Mitchell et al., 2018, Delaware, US 33
  • Reducing Use of Restraints in ICU: A Quality Improvement Project.
  • Reduce and sustain the restraint rates to less than the national database means rates for all 5 ICU
  • A quality improvement process Quantitative observational data from five ICUs with nine non-validated survey tools
  • 119 ICU nurses and ICU data from five ICUs
  • The Restraint collaborative lowered the restraint rate. Bedside nurses engaged in evidence-based practice using the latest evidence-share willingly with colleagues. The restraint culture shifted from most patients to minimal use of restraints.
  • The use of restraints was added to the daily-goals checklist and the need for restraints was assessed during daily inter-professional rounds.
  • There is a lack of alternatives as a barrier to the removal of PRs. PRs may increase moral distress for nurses who care for these patients.
Hall et al., 2017, Virginia, US 34
  • Impact of a Restraint Management Bundle on Restraint Use in an ICU.
  • Explored the impact of a restraint management bundle on restraint use, quality, and safety outcomes.
  • Secondary data analysis of the pre and post cohort groups
  • Data was extracted for 2701 patients from a 24-bed general ICU. There are 65 clinical RNs and 12 nursing care partners. Data from the EMR is used. In the pre-cohort group of 1339 patients and the post-cohort group of 1362 patients,
  • There were 24.3% of patients restrained in the pre-cohort group compared to the post-cohort group (20.9%). The number of restrained patients per patient-day averaged 0.075 for the pre-cohort group compared with 0.059 for the post-cohort group. The number of restraint episodes per patient day averaged 0.191 for the pre-cohort group, compared with 0.133 for the post-cohort group.

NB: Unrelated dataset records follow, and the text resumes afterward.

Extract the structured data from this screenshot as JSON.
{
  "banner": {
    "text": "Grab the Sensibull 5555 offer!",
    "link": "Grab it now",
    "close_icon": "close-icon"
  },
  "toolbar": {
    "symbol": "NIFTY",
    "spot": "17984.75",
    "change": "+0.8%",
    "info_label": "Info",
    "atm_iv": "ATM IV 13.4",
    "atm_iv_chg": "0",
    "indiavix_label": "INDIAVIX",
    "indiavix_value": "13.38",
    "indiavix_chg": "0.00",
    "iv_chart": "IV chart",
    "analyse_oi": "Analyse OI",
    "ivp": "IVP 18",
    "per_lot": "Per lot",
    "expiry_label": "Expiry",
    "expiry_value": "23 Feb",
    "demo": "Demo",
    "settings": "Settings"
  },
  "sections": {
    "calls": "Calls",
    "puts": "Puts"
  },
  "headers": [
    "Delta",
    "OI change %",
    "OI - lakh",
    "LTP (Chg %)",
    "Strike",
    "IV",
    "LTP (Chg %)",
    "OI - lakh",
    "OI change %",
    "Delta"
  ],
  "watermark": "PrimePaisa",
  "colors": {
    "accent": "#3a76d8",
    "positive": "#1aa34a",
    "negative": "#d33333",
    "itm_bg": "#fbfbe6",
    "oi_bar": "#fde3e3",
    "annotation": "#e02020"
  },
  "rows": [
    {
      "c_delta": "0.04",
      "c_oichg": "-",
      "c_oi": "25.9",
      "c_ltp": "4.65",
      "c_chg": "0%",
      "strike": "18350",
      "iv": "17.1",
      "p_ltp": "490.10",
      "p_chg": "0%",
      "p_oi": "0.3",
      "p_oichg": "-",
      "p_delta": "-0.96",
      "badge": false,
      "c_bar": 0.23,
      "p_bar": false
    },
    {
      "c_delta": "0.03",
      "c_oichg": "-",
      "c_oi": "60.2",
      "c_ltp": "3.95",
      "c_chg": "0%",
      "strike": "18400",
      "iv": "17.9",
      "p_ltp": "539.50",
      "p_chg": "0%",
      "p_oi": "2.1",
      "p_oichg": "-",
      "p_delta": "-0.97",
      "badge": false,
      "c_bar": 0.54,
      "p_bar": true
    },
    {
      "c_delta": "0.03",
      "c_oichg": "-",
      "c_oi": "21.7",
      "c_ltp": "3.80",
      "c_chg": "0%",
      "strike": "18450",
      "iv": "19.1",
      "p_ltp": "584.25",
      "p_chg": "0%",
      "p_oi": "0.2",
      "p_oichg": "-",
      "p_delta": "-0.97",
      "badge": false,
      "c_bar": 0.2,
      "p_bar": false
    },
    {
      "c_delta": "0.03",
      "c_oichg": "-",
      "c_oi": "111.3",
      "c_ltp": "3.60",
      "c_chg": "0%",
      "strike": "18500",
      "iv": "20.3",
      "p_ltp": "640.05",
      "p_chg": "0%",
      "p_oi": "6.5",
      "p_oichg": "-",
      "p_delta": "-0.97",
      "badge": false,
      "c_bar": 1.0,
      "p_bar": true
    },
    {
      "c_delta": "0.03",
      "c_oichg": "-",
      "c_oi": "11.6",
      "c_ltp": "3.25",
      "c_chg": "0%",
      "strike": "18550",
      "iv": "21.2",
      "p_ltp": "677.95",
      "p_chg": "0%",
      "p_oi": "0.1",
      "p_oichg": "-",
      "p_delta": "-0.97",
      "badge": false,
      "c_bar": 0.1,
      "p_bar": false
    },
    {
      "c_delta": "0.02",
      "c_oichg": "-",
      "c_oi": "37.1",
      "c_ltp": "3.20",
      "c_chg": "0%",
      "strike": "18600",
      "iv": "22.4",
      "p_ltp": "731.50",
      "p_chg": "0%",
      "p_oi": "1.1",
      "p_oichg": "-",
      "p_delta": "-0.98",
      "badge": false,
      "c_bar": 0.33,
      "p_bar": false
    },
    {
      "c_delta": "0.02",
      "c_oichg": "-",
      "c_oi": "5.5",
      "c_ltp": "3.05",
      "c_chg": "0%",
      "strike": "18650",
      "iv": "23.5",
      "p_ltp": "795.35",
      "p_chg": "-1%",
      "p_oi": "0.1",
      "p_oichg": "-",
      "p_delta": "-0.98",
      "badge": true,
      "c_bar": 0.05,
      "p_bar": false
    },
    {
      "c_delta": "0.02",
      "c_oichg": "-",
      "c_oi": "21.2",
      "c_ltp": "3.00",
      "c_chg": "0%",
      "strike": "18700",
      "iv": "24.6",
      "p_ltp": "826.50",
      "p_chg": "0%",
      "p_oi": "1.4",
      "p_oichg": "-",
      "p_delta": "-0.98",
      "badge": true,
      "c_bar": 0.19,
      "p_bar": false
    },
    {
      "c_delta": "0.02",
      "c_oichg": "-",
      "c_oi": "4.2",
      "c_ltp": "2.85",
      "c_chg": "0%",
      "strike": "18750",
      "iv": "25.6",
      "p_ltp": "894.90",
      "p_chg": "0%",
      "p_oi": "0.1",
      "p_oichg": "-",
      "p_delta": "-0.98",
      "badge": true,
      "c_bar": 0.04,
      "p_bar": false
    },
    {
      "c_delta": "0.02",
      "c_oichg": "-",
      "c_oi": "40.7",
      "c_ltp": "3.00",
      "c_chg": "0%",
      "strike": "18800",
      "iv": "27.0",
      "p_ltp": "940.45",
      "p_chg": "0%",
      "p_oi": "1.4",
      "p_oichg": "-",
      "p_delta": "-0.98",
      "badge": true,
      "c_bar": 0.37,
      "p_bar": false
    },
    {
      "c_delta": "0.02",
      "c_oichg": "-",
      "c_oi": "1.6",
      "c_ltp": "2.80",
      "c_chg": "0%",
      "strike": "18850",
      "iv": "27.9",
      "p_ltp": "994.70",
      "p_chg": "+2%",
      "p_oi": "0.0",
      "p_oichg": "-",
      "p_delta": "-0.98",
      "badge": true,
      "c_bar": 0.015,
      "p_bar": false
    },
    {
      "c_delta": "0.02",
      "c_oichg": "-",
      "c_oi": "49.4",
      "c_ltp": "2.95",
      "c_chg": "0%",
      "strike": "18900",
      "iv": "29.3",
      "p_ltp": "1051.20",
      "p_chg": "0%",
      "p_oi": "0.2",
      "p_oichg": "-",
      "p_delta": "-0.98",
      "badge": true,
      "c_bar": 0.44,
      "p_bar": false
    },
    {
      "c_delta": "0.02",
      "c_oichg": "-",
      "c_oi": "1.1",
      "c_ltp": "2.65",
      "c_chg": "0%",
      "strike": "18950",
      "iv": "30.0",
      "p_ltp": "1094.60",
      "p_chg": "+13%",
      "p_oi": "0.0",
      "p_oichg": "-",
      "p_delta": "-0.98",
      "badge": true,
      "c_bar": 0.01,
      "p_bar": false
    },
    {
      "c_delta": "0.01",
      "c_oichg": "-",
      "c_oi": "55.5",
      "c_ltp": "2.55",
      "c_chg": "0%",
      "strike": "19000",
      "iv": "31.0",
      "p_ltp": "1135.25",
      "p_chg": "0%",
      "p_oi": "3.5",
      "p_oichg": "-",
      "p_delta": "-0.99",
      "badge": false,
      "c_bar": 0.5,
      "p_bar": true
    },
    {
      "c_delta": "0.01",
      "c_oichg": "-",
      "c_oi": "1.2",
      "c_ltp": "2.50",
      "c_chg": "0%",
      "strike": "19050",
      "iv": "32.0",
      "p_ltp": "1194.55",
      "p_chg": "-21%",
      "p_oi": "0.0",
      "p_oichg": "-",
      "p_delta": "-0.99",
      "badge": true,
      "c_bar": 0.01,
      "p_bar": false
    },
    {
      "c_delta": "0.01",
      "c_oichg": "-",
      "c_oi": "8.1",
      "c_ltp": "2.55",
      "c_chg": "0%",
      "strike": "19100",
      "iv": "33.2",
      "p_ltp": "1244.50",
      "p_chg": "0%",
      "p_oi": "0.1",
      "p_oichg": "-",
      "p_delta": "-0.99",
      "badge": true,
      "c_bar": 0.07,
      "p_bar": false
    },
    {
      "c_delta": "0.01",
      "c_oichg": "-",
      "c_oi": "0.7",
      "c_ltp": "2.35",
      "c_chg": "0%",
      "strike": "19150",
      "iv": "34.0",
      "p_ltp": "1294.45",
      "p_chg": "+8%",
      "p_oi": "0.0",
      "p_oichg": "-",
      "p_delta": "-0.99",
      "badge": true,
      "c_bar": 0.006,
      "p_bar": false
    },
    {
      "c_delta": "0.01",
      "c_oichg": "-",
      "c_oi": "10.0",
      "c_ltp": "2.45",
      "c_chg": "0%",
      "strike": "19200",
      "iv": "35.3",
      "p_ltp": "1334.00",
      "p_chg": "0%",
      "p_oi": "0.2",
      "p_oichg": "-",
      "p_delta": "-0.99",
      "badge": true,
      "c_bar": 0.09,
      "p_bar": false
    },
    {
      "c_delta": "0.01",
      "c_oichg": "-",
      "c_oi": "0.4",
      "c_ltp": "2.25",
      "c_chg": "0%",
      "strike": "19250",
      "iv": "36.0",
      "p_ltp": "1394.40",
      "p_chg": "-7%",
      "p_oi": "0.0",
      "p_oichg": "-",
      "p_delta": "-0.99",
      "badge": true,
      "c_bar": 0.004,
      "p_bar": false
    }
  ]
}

  • The average ICU length of stay was 3.64 days in the pre-cohort group compared with 3.60 days in the post-cohort group.
  • The result shows a significant reduction in restraint use and duration, although ICU length of stay remained stable over time.

PR - Physical Restraint; ICU - Intensive care nurse; CCN - Critical care nurse; SD - Standard deviation; RDW - Restraint decision wheel.